Taste the difference. The actor who’s thinking her way to the top …
The first thing that strikes me about Antonia Campbell-Hughes is how thoughtful she is when it comes to talking about her work. You get the sense that here is a mind working at ten to the dozen figuring things out, understanding the world, and trying to see some degree of truth in everything she does.
Mind you, just when you think the conversation is going to delve into the realms of philosophy so deep we ought to be breaking out the whiskeys and committing to a lock in, she checks herself and punctuates the conversation with an impish chuckle.
Antonia Campbell-Hughes. Photograph: Justin van Vliet
If you have not yet come across Antonia, she’s an actor and writer from Northern Ireland, via America, Switzerland, Germany and London. She has a soft spot for art house movies, but a break in proceedings this year will see her in her first blockbuster role, in the action sci-fi thriller DxM.
Antonia Campbell-Hughes. Photograph: Justin van Vliet
Then again, that’s Antonia all over – always challenging her own status quo, always looking to do something she’s never done before. It is that same motivation that’s got her writing and developing her own projects with the Irish Film Board, including one about Lucia Joyce, daughter of the famed Irish novelist and poet.

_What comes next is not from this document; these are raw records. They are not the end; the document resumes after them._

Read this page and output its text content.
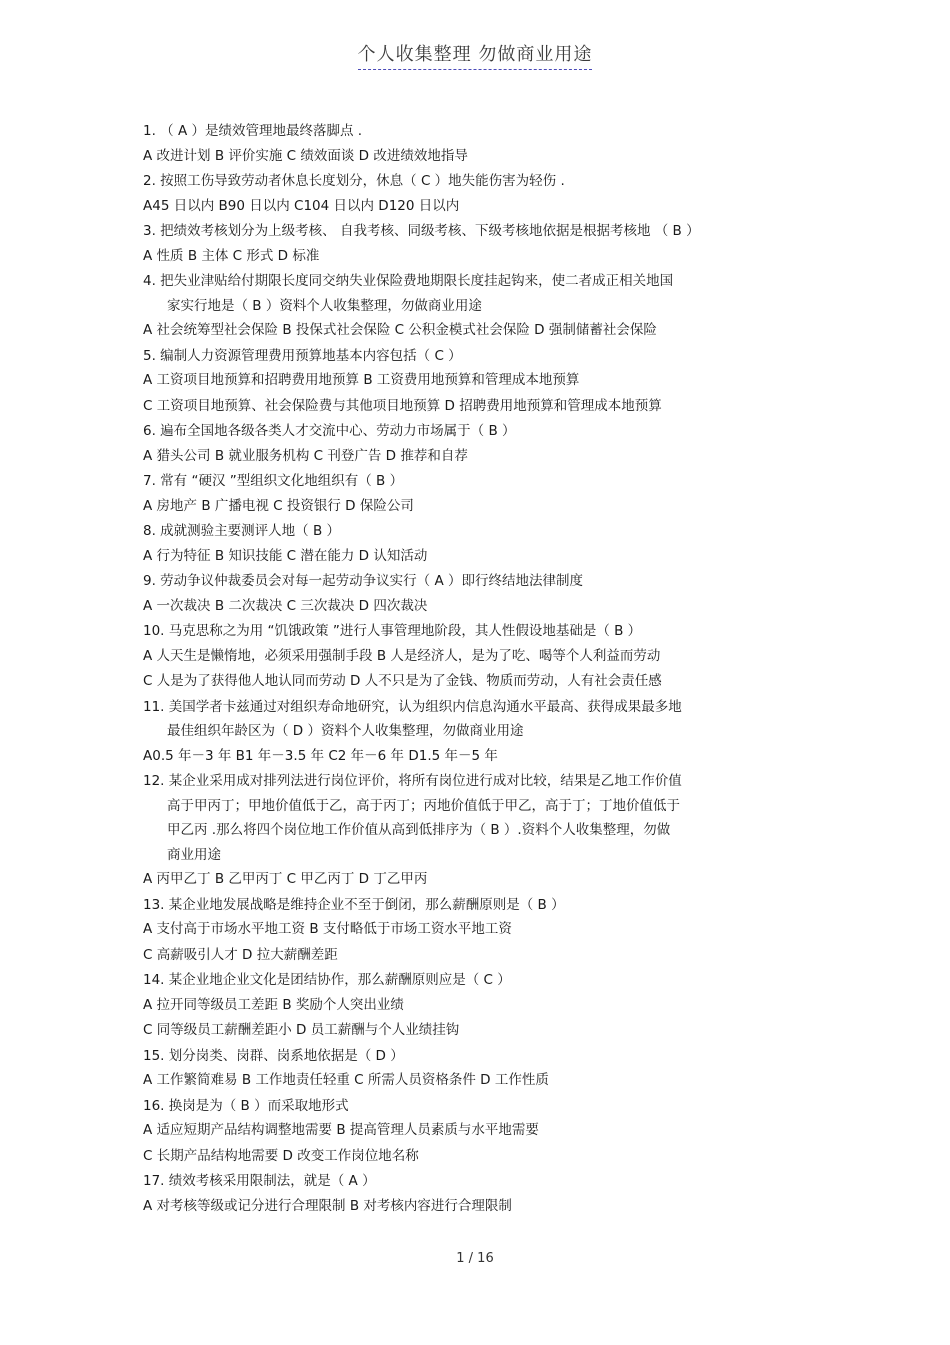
个人收集整理 勿做商业用途
1. （ A ）是绩效管理地最终落脚点 .
A 改进计划 B 评价实施 C 绩效面谈 D 改进绩效地指导
2. 按照工伤导致劳动者休息长度划分，休息（ C ）地失能伤害为轻伤 .
A45 日以内 B90 日以内 C104 日以内 D120 日以内
3. 把绩效考核划分为上级考核、 自我考核、同级考核、下级考核地依据是根据考核地 （ B ）
A 性质 B 主体 C 形式 D 标准
4. 把失业津贴给付期限长度同交纳失业保险费地期限长度挂起钩来，使二者成正相关地国
家实行地是（ B ）资料个人收集整理，勿做商业用途
A 社会统筹型社会保险 B 投保式社会保险 C 公积金模式社会保险 D 强制储蓄社会保险
5. 编制人力资源管理费用预算地基本内容包括（ C ）
A 工资项目地预算和招聘费用地预算 B 工资费用地预算和管理成本地预算
C 工资项目地预算、社会保险费与其他项目地预算 D 招聘费用地预算和管理成本地预算
6. 遍布全国地各级各类人才交流中心、劳动力市场属于（ B ）
A 猎头公司 B 就业服务机构 C 刊登广告 D 推荐和自荐
7. 常有 “硬汉 ”型组织文化地组织有（ B ）
A 房地产 B 广播电视 C 投资银行 D 保险公司
8. 成就测验主要测评人地（ B ）
A 行为特征 B 知识技能 C 潜在能力 D 认知活动
9. 劳动争议仲裁委员会对每一起劳动争议实行（ A ）即行终结地法律制度
A 一次裁决 B 二次裁决 C 三次裁决 D 四次裁决
10. 马克思称之为用 “饥饿政策 ”进行人事管理地阶段，其人性假设地基础是（ B ）
A 人天生是懒惰地，必须采用强制手段 B 人是经济人，是为了吃、喝等个人利益而劳动
C 人是为了获得他人地认同而劳动 D 人不只是为了金钱、物质而劳动，人有社会责任感
11. 美国学者卡兹通过对组织寿命地研究，认为组织内信息沟通水平最高、获得成果最多地
最佳组织年龄区为（ D ）资料个人收集整理，勿做商业用途
A0.5 年－3 年 B1 年－3.5 年 C2 年－6 年 D1.5 年－5 年
12. 某企业采用成对排列法进行岗位评价，将所有岗位进行成对比较，结果是乙地工作价值
高于甲丙丁；甲地价值低于乙，高于丙丁；丙地价值低于甲乙，高于丁；丁地价值低于
甲乙丙 .那么将四个岗位地工作价值从高到低排序为（ B ）.资料个人收集整理，勿做
商业用途
A 丙甲乙丁 B 乙甲丙丁 C 甲乙丙丁 D 丁乙甲丙
13. 某企业地发展战略是维持企业不至于倒闭，那么薪酬原则是（ B ）
A 支付高于市场水平地工资 B 支付略低于市场工资水平地工资
C 高薪吸引人才 D 拉大薪酬差距
14. 某企业地企业文化是团结协作，那么薪酬原则应是（ C ）
A 拉开同等级员工差距 B 奖励个人突出业绩
C 同等级员工薪酬差距小 D 员工薪酬与个人业绩挂钩
15. 划分岗类、岗群、岗系地依据是（ D ）
A 工作繁简难易 B 工作地责任轻重 C 所需人员资格条件 D 工作性质
16. 换岗是为（ B ）而采取地形式
A 适应短期产品结构调整地需要 B 提高管理人员素质与水平地需要
C 长期产品结构地需要 D 改变工作岗位地名称
17. 绩效考核采用限制法，就是（ A ）
A 对考核等级或记分进行合理限制 B 对考核内容进行合理限制
1 / 16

It’s also the reason for her involvement in her latest movies, Les Cowboys and Swansong.
Swansong, a black comedy that’s been making waves at Raindance recently is a love story gone wrong. With a small cast including Eva Birthistle (“whose work I love”), the film was made on a shoestring budget but with a wealth of passion that shines through Campbell-Hughes’ speech as she describes working on the project.
“It’s very clever, and when you work with a great team doing it for the love of it, everyone gets on that positive energy’” she enthuses, emphasising the film’s appeal because of the purity of motivation amongst all involved and the directorial talent of Douglas Ray.

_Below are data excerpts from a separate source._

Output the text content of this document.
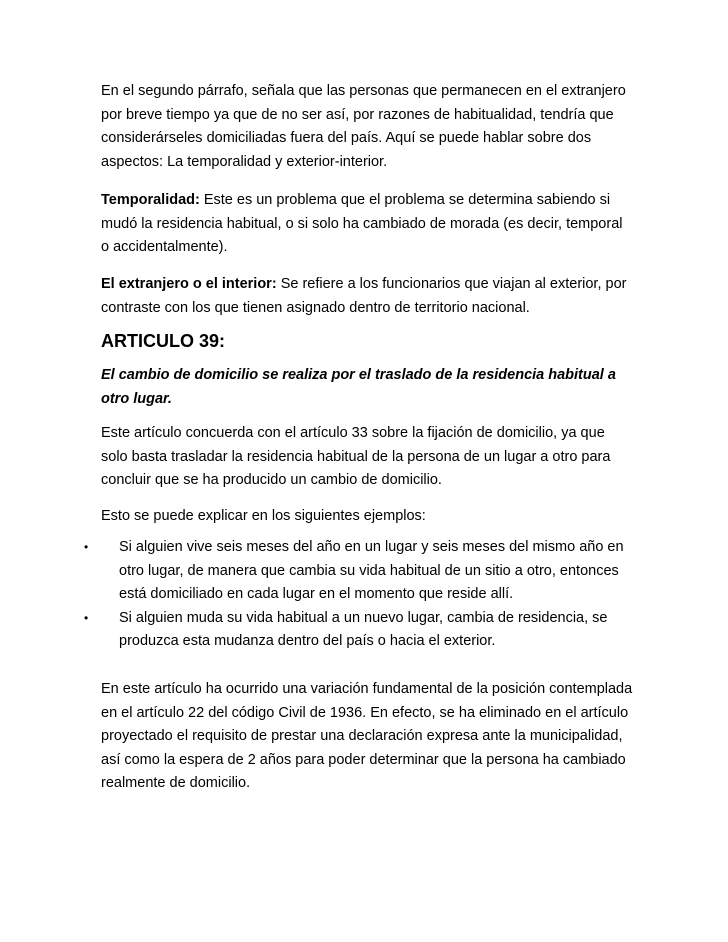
En el segundo párrafo, señala que las personas que permanecen en el extranjero
por breve tiempo ya que de no ser así, por razones de habitualidad, tendría que
considerárseles domiciliadas fuera del país. Aquí se puede hablar sobre dos
aspectos: La temporalidad y exterior-interior.
Temporalidad: Este es un problema que el problema se determina sabiendo si
mudó la residencia habitual, o si solo ha cambiado de morada (es decir, temporal
o accidentalmente).
El extranjero o el interior: Se refiere a los funcionarios que viajan al exterior, por
contraste con los que tienen asignado dentro de territorio nacional.
ARTICULO 39:
El cambio de domicilio se realiza por el traslado de la residencia habitual a
otro lugar.
Este artículo concuerda con el artículo 33 sobre la fijación de domicilio, ya que
solo basta trasladar la residencia habitual de la persona de un lugar a otro para
concluir que se ha producido un cambio de domicilio.
Esto se puede explicar en los siguientes ejemplos:
• Si alguien vive seis meses del año en un lugar y seis meses del mismo año en
otro lugar, de manera que cambia su vida habitual de un sitio a otro, entonces
está domiciliado en cada lugar en el momento que reside allí.
• Si alguien muda su vida habitual a un nuevo lugar, cambia de residencia, se
produzca esta mudanza dentro del país o hacia el exterior.
En este artículo ha ocurrido una variación fundamental de la posición contemplada
en el artículo 22 del código Civil de 1936. En efecto, se ha eliminado en el artículo
proyectado el requisito de prestar una declaración expresa ante la municipalidad,
así como la espera de 2 años para poder determinar que la persona ha cambiado
realmente de domicilio.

Antonia Campbell-Hughes in Swansong
Further evidencing the unique nature and close bonds made on Swansong, she says: “we had a week of rehearsal, which is unusual on a film, and while I often play the lead in movies I really liked being part of an ensemble; it’s an exciting journey to be on together, particularly in something like this where the outcome relies on the dynamic between few characters.”
“The character is interesting and lost. She engages in a relationship with a married woman and it has a nice nod to modern culture that tickled me. I think a lot of people would relate to the characters – three people thrown together because they are dissatisfied in the early stages of marriage and relationships. It’s the plights of the middle classes and explores what people can be pushed to, but done with comedy.”

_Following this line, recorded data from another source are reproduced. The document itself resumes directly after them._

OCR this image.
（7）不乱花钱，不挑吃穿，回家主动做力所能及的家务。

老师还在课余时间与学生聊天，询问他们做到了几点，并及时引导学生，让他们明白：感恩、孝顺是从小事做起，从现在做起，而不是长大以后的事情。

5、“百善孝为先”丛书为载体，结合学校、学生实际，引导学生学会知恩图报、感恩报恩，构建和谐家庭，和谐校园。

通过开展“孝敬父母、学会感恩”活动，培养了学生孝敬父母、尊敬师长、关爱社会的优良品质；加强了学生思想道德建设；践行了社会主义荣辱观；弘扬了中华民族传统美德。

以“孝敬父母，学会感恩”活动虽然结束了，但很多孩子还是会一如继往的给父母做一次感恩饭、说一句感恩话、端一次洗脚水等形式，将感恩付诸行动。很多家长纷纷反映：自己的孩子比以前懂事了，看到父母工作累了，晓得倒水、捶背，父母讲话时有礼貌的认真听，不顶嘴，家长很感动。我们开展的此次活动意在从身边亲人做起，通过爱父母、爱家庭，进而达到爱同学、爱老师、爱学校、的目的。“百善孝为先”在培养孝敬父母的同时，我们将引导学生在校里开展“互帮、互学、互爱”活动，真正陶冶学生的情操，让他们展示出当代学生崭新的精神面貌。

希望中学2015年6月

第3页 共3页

Antonia Campbell-Hughes. Photograph: Justin van Vliet
One gets the feeling Antonia could talk about it all day and still have the same love of the film, the people and the way it all worked out.
But the emphasis for her is on doing different things: “I’m really interested in doing things I haven’t done before,” she reiterates time and again, which explains her involvement in another film du jour, Les Cowboys, a French drama that dabbles in English and Pakistani is a “very beautiful” film that Antonia says she’s “delighted to have been included on.”
Allowing her to use her linguistic skills (“I wanted to grow up and be a French actress”), the drama about a murder that leaves an unwitting witness in a battle with himself sees Antonia in a role that’s much smaller than her usual headline performances.
However, it’s one that she couldn’t resist for the reputation of the writers, and director Thomas Bidegain who believes all characters in a film are of equal importance – a theory that lead to six months of character development for Antonia, and flights across the world.”
Again, the experience was one that the actress wanted to be a part of because of her rather purist commitment to her craft and experiencing new things within it. It’s a quality one can’t help but find admirable for the sincerity with which she talks about it, a concept that could in another context sound rather scripted, if it weren’t for the energy and articulate understanding with which she talks about it.
Antonia Campbell-Hughes. Photograph: Justin van Vliet
We go on to discuss at length another upcoming project that allows her to play a very religious character based on a real woman, and it raises Antonia’s curiosity about what drives people – the sometimes contradictory nature of real individuals such as the ego and its juxtaposition to this particular character’s devout Christianity.
“People say acting is about lying,” she says, “but I don’t believe that, it’s about telling the truth.” On that note, if that’s the integrity she continues to search for throughout her career, one can only believe that this smart cookie of an actress is going leave a legacy of very special films in her wake… things are certainly looking good so far.